Software Can Perform Features Of Scanning Cards
Morisco adds that this transition of high-speed scanning applications to SCSI cards and away from specialized scanning cards cannot be done without support from software vendors. "In order for VARs to make the transition, their software must be able to handle features, such as compression and rotation of images, that the scanning cards were performing," he says. "VARs that want to ride the early wave of this transition should start encouraging their software vendors to write these features into the products as soon as possible."
Scanning Card Manufacturer Promoting New Features
Image cleanup for growing character recognition market now selling point of cards.
"If Kofax were still competing on its scanning cards' ability to compress and rotate images, we'd be worried about the move toward unintelligent SCSI cards as scanner interfaces," says Anthony Macciola, Kofax Imaging Products' manager for production image products.
Kofax (Irvine, CA) has an advertised share of 70% in the scanning card market. Kofax employs approximately 160, and had revenues of $29.2 million in 1997.
"Our cards now offer features such as image clean-up, bar code and forms recognition, and removal of lines and shaded areas," says Macciola. "Trying to perform any of these functions with software and a standard SCSI card will slow a scanner down to, at most, 40 pages per minute."

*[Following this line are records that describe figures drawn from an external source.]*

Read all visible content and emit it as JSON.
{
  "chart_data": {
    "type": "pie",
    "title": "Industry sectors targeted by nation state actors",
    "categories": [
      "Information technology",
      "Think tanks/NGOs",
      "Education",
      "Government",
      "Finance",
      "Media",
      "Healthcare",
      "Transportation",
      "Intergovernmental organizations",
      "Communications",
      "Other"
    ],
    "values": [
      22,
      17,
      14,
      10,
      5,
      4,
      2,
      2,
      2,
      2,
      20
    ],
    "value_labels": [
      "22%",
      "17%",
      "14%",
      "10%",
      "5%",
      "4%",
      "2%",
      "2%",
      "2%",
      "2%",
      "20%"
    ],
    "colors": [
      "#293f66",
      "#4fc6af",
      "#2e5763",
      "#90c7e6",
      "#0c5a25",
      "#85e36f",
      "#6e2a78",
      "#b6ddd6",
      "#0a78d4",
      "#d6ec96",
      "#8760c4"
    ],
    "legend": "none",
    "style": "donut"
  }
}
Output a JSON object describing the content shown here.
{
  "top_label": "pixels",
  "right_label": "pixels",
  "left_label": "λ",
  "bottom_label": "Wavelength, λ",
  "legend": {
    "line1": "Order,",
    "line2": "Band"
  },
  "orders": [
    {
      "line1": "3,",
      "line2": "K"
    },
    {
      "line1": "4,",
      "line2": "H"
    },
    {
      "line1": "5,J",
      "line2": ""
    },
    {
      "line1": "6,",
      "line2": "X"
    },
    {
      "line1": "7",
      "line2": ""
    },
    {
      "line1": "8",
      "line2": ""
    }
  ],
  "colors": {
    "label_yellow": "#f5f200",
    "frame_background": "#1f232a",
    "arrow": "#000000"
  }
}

"These features can be used to automatically index images or to prepare images for character recognition, which we see as a rapidly growing application. Character recognition programs such as OCR (optical) and ICR (intelligent) require a lot of central processing unit (CPU) power. If our boards can clean up images before they are processed by an character recognition program in a personal computer, it takes a large burden off that PC's CPU. "
Compression From Cards Still Required In Color & Grayscale Applications Macciola adds that the emergence of grayscale and color-scanning applications will mean that scanning cards will once again be required to perform compression. "The byte size of a grayscale image is about eight times that of a black -and-white image. A color image is about 24 times the size of a grayscale image," he explains. "Also, compression in cards is still needed when scanning over 100 black-and-white images per minute. PC CPUs are still not powerful enough to handle true production-level scanning, such as would be done in a service bureau."